O caminhão, entretanto, continua tendo papel importante no sistema logístico, especialmente pela flexibilidade e pela capacidade de chegar diretamente às propriedades e regiões sem acesso ferroviário. O problema, na avaliação de Cabrera, está na utilização do modal rodoviário em longas distâncias, o que eleva os custos e torna o sistema mais suscetível a congestionamentos, paralisações e outros gargalos.
Ferrogrão pode aliviar a BR-163
Na entrevista, Cabrera citou a expansão da Ferroeste em direção a Maracaju como uma alternativa para retirar caminhões das rodovias e ampliar o transporte ferroviário até Paranaguá. Também defendeu a implantação da Ferrogrão, projeto de aproximadamente 933 quilômetros destinado ao escoamento da produção agrícola pelo Arco Norte.
O ex-ministro criticou o tempo de discussão em torno da Ferrogrão, que, segundo ele, se estende há cerca de 12 anos, além das disputas judiciais relacionadas a questões ambientais envolvendo o Parque Nacional do Jamanxim.
De acordo com os dados apresentados por Cabrera, o trecho da ferrovia passaria pela margem da unidade de conservação e ocuparia cerca de 0,05% de uma área superior a 850 mil hectares.

Modal ferroviário é mais econômico e menos poluente que o rodoviário.
Para o ex-ministro, a demora na implantação do projeto contrasta com o ritmo de expansão ferroviária de outros países. Como exemplo, citou a China, que, segundo ele, teria construído cerca de 60 mil quilômetros de ferrovias no mesmo período de 12 anos.
A expectativa defendida por Cabrera é que a Ferrogrão possa reduzir entre 20% e 30% o tráfego de caminhões na BR-163. O impacto seria especialmente relevante para Mato Grosso, cuja produção de grãos percorre grandes distâncias até os corredores de exportação.

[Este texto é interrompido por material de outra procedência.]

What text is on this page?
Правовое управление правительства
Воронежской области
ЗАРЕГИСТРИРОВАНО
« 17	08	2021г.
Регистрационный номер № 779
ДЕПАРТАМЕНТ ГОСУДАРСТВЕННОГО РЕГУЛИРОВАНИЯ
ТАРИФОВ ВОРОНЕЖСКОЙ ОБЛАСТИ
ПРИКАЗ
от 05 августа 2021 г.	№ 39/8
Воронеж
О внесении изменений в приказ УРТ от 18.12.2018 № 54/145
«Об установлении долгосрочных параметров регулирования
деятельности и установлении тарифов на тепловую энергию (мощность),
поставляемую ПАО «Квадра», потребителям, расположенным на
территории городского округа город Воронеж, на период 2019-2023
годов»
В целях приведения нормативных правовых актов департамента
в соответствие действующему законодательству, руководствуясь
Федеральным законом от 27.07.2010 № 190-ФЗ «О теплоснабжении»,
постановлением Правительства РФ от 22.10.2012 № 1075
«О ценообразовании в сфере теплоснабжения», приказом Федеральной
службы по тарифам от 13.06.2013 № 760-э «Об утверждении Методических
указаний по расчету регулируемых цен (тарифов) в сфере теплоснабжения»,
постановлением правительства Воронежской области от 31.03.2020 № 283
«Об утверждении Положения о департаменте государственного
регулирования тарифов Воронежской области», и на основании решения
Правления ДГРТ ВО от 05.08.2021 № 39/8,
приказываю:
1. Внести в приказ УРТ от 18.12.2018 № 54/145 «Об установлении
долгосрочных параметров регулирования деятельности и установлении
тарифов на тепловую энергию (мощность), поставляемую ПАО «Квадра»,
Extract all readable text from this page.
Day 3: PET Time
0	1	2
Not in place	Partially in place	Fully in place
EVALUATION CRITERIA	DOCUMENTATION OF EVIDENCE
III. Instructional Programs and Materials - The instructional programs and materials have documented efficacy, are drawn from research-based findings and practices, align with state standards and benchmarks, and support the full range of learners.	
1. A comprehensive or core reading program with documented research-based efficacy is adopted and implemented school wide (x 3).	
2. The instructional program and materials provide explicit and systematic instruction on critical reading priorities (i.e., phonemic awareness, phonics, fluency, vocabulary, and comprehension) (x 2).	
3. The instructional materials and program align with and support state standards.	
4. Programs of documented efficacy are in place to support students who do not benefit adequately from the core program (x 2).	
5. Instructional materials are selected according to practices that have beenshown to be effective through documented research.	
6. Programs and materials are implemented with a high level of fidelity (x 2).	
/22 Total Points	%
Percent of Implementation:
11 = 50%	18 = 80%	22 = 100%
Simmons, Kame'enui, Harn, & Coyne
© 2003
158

Além da redução dos custos logísticos, a transferência de parte das cargas para os trilhos poderia diminuir o fluxo de caminhões, o desgaste das rodovias e a pressão sobre o sistema de transporte durante o período de safra.

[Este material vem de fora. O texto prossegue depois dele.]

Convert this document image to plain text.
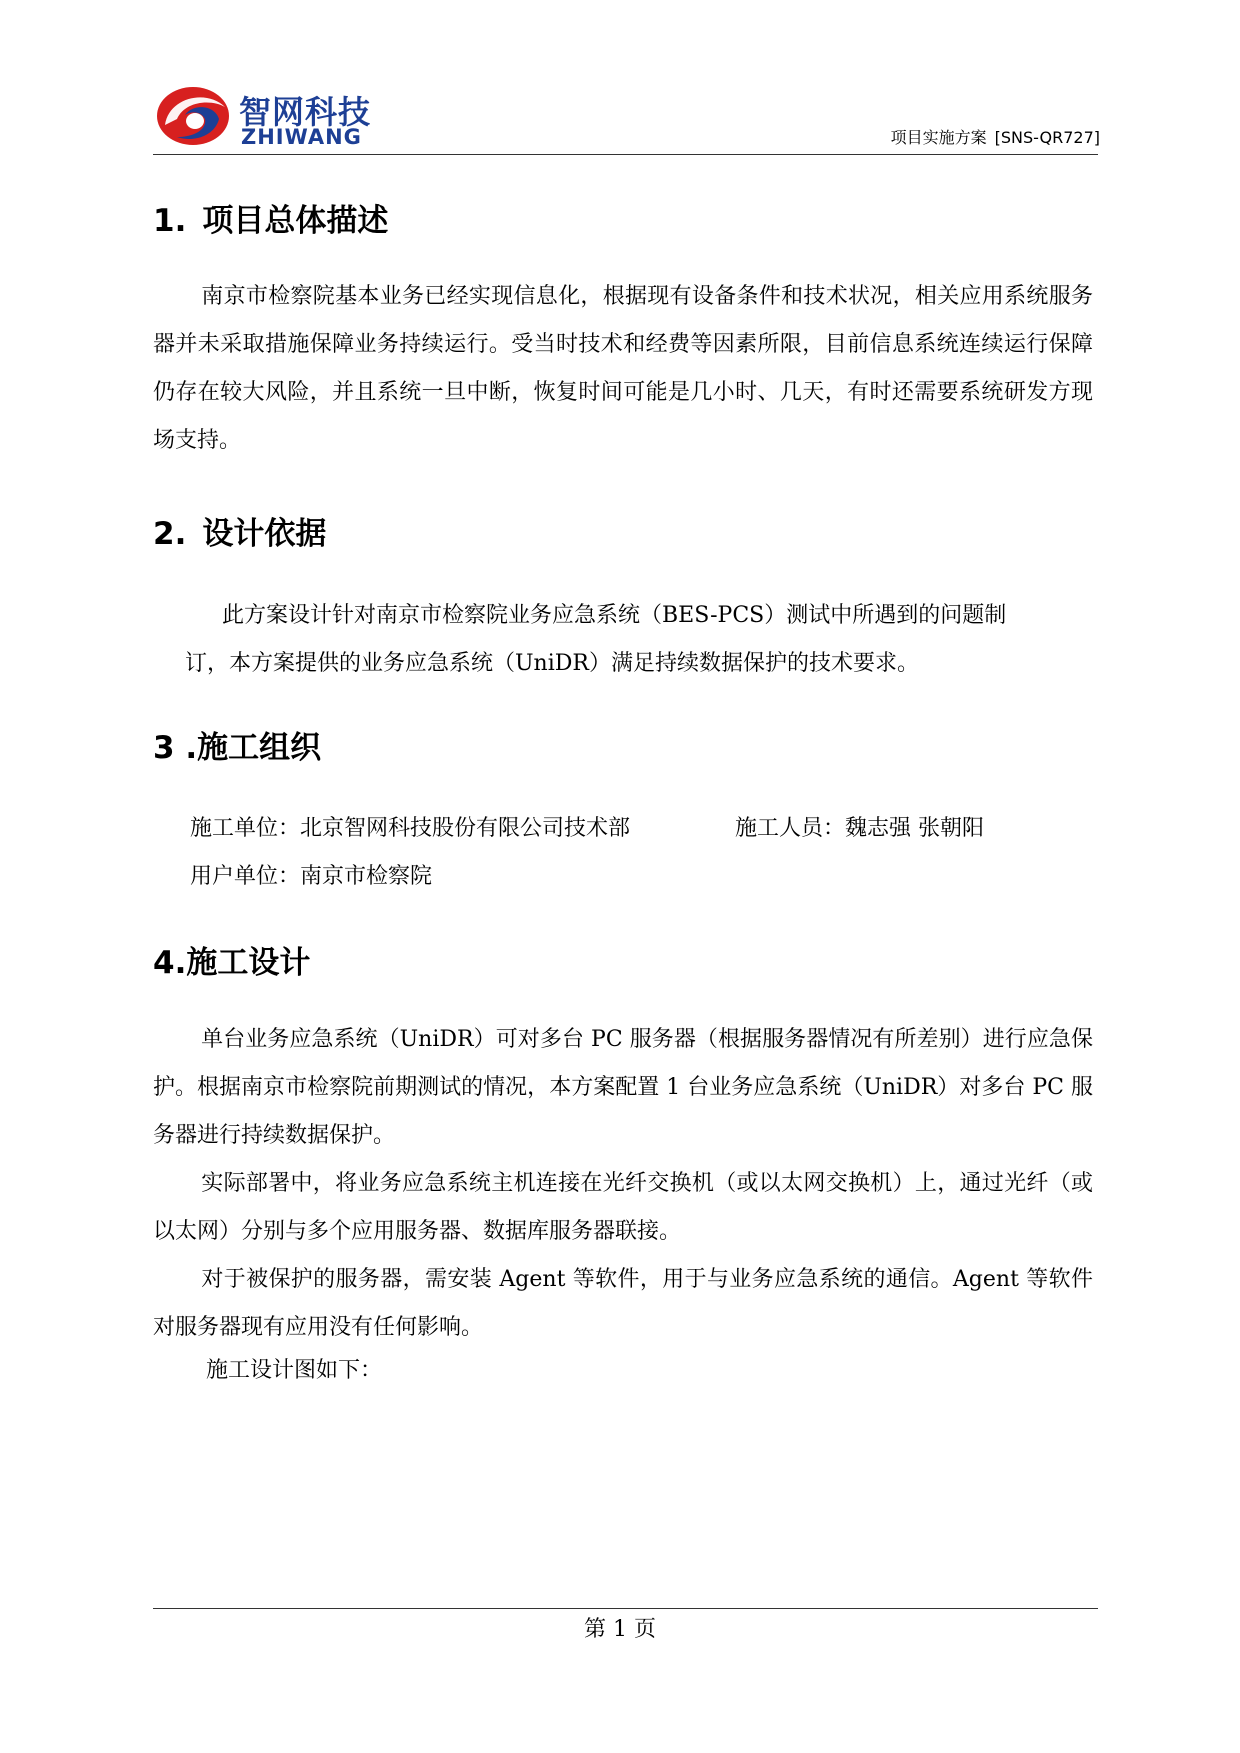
智网科技
ZHIWANG	项目实施方案 [SNS-QR727]
1. 项目总体描述
南京市检察院基本业务已经实现信息化，根据现有设备条件和技术状况，相关应用系统服务器并未采取措施保障业务持续运行。受当时技术和经费等因素所限，目前信息系统连续运行保障仍存在较大风险，并且系统一旦中断，恢复时间可能是几小时、几天，有时还需要系统研发方现场支持。
2. 设计依据
此方案设计针对南京市检察院业务应急系统（BES-PCS）测试中所遇到的问题制
订，本方案提供的业务应急系统（UniDR）满足持续数据保护的技术要求。
3 .施工组织
施工单位：北京智网科技股份有限公司技术部	施工人员：魏志强 张朝阳
用户单位：南京市检察院
4.施工设计
单台业务应急系统（UniDR）可对多台 PC 服务器（根据服务器情况有所差别）进行应急保护。根据南京市检察院前期测试的情况，本方案配置 1 台业务应急系统（UniDR）对多台 PC 服务器进行持续数据保护。
实际部署中，将业务应急系统主机连接在光纤交换机（或以太网交换机）上，通过光纤（或以太网）分别与多个应用服务器、数据库服务器联接。
对于被保护的服务器，需安装 Agent 等软件，用于与业务应急系统的通信。Agent 等软件对服务器现有应用没有任何影响。
施工设计图如下：
第 1 页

Infraestrutura também é agenda ambiental
A defesa das ferrovias feita por Cabrera não se limita à questão econômica. O ex-ministro relaciona a mudança da matriz de transporte também à redução das emissões de gases de efeito estufa.
Conforme os números apresentados na entrevista, o transporte rodoviário emitiria cerca de 85% mais dióxidos de carbono do que o ferroviário, além de apresentar custo quase duas vezes maior em determinadas rotas.
Na avaliação de Cabrera, as metas de redução das emissões de carbono precisam estar acompanhadas de investimentos em infraestrutura capazes de produzir resultados concretos. Nesse contexto, a ampliação da Ferroeste e a implantação da Ferrogrão foram apresentadas por ele como projetos que podem contribuir simultaneamente para a eficiência logística e a descarbonização do transporte de cargas.
A mensagem central da entrevista é que a modernização da logística brasileira precisa ser tratada também como uma agenda econômica e ambiental. Para Cabrera, colocar mais cargas sobre os trilhos significa reduzir custos, preservar a competitividade do produtor, aliviar a pressão sobre as rodovias e tornar mais eficiente e sustentável o escoamento da produção brasileira.